“Yeryüzünde sefere çıktığınız vakit kâfirlerin size saldırmasından korkarsanız, namazı kısaltmanızdan ötürü size bir günah yoktur...” buyrulmuştur.4 Bu bağlamda Allah Resûlü de savaş ve sefer hâlinde öğle ve ikindi namazlarını birlikte, akşam ve yatsı namazlarını da birlikte kılmıştır (cem" etmiştir).5
Ancak Sevgili Peygamberimiz kimi zaman ruhsata uymak istemeyenleri de zorlamamıştır. Nitekim Hamza b. Amr el-Eslemî (ra), “Ey Allah"ın Resûlü! Yolculukta iken oruç tutabilecek gücü kendimde bulabiliyorum. Böyle yapmamda bir sakınca var mı?” diye sormuş, bunun üzerine Allah Resûlü (sav),“Bu, Allah"ın verdiği bir ruhsattır. Kim bunu alıp uygularsa güzel olur. Ama kim de oruç tutmak isterse bunu yapmasında bir sakınca yoktur.” buyurarak6 tercihi kişinin kendisine bırakmıştır.7
Peygamber Efendimizin bu tutumunu bilen sahâbe de kendi durumuna uygun hareket ediyordu. Hatta bazı yolculuklarda Hz. Peygamber dışında sadece bir kişinin oruç tuttuğuna bile rastlanıyordu.8 Ancak aynı ortamda farklı uygulamalar içinde olan ashâb birbirlerini hoşgörüyle karşılamaktaydı.9 Ebû Sâid el-Hudrî anlatıyor: “Biz Peygamber (sav) ile beraber Ramazan ayında savaşa çıkardık. Aramızda oruç tutan da vardı tutmayan da.
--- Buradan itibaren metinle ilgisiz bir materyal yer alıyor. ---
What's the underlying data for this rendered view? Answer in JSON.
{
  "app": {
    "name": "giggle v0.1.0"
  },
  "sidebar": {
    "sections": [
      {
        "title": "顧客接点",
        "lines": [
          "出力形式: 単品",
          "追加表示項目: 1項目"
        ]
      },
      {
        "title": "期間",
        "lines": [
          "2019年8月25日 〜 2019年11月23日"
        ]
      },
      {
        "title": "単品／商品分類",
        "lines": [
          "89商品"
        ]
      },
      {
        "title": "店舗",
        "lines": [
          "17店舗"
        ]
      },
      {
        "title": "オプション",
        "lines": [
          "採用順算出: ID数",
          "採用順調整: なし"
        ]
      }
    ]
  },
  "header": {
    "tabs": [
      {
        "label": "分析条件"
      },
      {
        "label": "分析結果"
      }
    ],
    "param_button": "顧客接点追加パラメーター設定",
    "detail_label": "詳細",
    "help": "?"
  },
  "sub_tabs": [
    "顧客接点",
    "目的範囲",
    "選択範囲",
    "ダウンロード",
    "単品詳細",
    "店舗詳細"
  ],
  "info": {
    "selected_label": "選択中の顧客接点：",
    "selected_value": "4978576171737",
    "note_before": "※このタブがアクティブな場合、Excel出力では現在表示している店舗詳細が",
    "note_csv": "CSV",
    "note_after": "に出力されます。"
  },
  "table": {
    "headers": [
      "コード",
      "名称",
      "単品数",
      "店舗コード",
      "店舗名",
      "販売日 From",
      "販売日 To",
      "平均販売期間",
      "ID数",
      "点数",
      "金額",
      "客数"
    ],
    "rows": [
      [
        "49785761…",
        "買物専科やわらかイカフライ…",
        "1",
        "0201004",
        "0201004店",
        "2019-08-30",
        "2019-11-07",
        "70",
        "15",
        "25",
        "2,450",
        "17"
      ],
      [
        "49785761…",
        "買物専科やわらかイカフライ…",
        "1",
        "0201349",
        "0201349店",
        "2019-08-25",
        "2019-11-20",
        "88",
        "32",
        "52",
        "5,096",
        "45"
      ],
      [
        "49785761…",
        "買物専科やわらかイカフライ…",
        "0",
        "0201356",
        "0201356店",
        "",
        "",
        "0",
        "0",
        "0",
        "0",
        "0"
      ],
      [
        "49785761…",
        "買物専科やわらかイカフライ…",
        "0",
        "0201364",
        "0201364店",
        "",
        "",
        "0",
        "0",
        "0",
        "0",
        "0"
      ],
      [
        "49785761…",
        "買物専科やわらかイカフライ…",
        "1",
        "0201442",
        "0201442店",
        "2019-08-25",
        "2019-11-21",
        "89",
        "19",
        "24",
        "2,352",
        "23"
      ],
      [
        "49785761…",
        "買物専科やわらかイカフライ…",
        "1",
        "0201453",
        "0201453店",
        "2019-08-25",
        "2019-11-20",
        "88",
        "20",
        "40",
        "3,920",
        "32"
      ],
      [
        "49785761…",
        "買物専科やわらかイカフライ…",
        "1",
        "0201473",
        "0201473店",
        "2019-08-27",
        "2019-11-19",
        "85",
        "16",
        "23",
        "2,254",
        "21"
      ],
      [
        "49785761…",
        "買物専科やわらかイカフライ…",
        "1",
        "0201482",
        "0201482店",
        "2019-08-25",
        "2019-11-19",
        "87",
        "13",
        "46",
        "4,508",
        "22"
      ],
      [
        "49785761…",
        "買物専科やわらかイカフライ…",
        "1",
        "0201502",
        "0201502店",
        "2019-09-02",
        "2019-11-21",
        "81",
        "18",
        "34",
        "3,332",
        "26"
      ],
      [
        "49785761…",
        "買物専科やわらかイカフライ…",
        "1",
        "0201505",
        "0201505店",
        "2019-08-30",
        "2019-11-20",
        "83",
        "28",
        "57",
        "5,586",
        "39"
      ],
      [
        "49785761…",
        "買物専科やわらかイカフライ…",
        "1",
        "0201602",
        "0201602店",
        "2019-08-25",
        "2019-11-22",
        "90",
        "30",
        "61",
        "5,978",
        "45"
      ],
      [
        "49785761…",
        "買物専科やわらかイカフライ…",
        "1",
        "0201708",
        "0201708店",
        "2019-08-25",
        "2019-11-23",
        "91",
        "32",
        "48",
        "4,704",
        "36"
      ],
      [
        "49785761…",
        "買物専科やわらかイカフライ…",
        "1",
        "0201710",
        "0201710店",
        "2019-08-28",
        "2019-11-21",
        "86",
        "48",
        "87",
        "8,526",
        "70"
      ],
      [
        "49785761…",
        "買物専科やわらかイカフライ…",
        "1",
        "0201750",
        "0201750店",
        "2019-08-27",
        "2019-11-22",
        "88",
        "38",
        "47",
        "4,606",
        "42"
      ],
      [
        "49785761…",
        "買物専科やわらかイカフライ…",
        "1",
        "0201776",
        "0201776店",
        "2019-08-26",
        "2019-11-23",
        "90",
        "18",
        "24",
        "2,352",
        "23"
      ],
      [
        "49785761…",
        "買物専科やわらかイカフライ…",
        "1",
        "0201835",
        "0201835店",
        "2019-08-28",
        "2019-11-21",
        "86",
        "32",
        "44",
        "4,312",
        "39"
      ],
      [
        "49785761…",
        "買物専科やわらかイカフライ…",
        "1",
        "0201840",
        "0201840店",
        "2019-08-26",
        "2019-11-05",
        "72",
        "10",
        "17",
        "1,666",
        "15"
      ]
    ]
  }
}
Oruç tutanlar tutmayanları, tutmayanlar da tutanları kınamazdı. (Ashâb) kendisini güçlü hissedip oruç tutanın da, zayıf hissedip tutmayanın da yaptığını hoş görürdü.”10
Sahâbe arasında, ruhsatlardan yararlanmayıp daha çok azimeti tercih eden hatta çok fazla ibadet yapmak isteyenler vardı. Bu özelliğiyle bilinen Abdullah b. Amr b. Âs, Peygamberimiz ile arasında geçen bir konuşmayı şöyle anlatmıştı: “Bir gün Allah Resûlü bana, "Ey Abdullah! Gündüz oruç tuttuğun, geceleri de ibadetle meşgul olduğun kulağıma geldi, gerçekten öyle mi?" diye sordu. Ben, "Evet, ey Allah"ın Resûlü!" diye cevapladım. Efendimiz, "Böyle yapma. Oruç tut, bazen de tutma! (Gece) namaz kıl, bazen de uyu! Çünkü vücudunun sende hakkı var, gözünün sende hakkı var, hanımının sende hakkı var, misafirinin sende hakkı var. Her ay üç gün oruç tutman yeterlidir. Çünkü işlediğin her iyilik için on kat sevap vardır. Bu da yılın tamamını oruçlu geçirmek anlamına gelir." buyurdu. Ancak ben ısrar ettim ve "Ey Allah"ın Resûlü! Benim gücüm kuvvetim yerinde, (daha fazlasını yapabilirim)." dedim. Bu defa o, "Öyleyse Allah"ın peygamberi Dâvûd"un (as) orucundan tut. Daha fazlasını yapma!" dedi. Ben, "Allah"ın peygamberi Dâvûd"un (as) orucu nasıldı?" diye sordum. Efendimiz, "Bir gün oruç tutup bir gün tutmamak suretiyle yılın yarısı(nı oruçlu geçirmek şeklindeydi)." diye cevapladı.”